Saturday, July 31, 2004
Korean War Memorial - Washington DC
'Our nation honours her sons and daughters who answered the call defend a country they never knew and a people they never met. 1950 - Korea - 1953.'
Seems to be a familiar theme here. Most the 19 year old kids in Vietnam hadn't ever met a vietnamese person before either - but they risked their lives to "defend", "protect" or "liberate" them. Same in Iraq.
I can't help but be moved by war memorials. Maybe it's something about lies being etched into stone. They stand the test of history. Long after people have forgotten, the words remain carved into the granite. History written by the victors. Not written by the soldiers, but by politicians and statemen who also carve their own names into the blocks of history.
Maybe it's something about the futility of it all.

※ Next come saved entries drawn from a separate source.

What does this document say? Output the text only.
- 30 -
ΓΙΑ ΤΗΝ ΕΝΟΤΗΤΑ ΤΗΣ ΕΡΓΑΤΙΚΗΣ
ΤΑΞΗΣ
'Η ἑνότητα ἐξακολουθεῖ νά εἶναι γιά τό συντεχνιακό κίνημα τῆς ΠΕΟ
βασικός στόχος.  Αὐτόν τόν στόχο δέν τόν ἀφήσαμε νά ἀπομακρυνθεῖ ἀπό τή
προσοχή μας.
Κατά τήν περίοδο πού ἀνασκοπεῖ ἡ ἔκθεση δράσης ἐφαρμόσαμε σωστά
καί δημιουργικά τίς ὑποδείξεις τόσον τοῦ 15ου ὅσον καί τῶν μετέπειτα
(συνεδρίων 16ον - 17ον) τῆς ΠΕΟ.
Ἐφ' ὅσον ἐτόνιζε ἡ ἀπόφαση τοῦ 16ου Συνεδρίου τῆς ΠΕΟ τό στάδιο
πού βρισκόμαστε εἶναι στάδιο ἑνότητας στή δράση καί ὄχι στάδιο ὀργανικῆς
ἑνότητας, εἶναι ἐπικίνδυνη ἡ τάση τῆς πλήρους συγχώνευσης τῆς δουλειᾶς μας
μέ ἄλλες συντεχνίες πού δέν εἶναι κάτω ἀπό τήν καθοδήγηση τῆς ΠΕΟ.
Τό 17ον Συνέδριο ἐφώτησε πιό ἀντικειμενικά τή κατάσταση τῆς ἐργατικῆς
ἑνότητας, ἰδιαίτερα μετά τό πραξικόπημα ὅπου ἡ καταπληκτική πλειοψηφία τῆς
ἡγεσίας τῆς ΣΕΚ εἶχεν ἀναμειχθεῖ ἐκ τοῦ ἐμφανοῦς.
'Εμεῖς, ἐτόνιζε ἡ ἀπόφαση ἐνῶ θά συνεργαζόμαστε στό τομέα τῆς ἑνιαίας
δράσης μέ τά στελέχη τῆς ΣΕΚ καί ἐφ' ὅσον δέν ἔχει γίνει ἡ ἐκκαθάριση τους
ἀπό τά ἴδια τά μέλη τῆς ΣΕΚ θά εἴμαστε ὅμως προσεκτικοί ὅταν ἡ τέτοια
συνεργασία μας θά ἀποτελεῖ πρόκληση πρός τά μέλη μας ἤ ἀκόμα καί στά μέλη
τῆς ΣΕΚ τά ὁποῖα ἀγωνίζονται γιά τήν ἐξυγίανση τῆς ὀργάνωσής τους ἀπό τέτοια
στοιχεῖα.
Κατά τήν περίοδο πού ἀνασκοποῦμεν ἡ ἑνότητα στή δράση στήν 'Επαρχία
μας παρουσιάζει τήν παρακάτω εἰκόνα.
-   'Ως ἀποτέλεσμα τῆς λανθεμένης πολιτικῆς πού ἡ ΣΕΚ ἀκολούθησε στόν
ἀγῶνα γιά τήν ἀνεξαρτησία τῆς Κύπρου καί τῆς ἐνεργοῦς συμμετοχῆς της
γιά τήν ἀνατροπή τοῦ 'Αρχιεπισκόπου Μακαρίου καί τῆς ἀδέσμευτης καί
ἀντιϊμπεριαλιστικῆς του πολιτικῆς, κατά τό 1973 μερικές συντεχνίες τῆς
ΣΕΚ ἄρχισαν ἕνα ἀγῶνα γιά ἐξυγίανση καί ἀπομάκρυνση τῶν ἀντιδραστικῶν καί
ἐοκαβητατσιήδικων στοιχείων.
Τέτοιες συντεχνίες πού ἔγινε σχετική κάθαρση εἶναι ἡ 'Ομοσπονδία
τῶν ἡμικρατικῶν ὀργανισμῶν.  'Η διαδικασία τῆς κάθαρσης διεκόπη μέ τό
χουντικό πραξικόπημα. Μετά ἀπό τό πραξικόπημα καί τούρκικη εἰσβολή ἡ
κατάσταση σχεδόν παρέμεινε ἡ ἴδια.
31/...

Something about the innocence of the mostly young men who died serving interests other than their own. The lists of names seem to go on forever...thousands of poeple senselessly slaughtered while senselessly slaughtering others.
Where are the memorials to the conscientious objectors? Where do we remember the people who said NO to war? Who refused to take up arms against people they didn't know? Who refused to kill or be killed in the service of power and wealth?
Maybe it's time for a new kind of memorial? A peace memorial? To remember the times when we weren't at war. To celebrate leaders who solved conflicts peacefully. To celebrate people who stood up for peace in the face of a culture of war.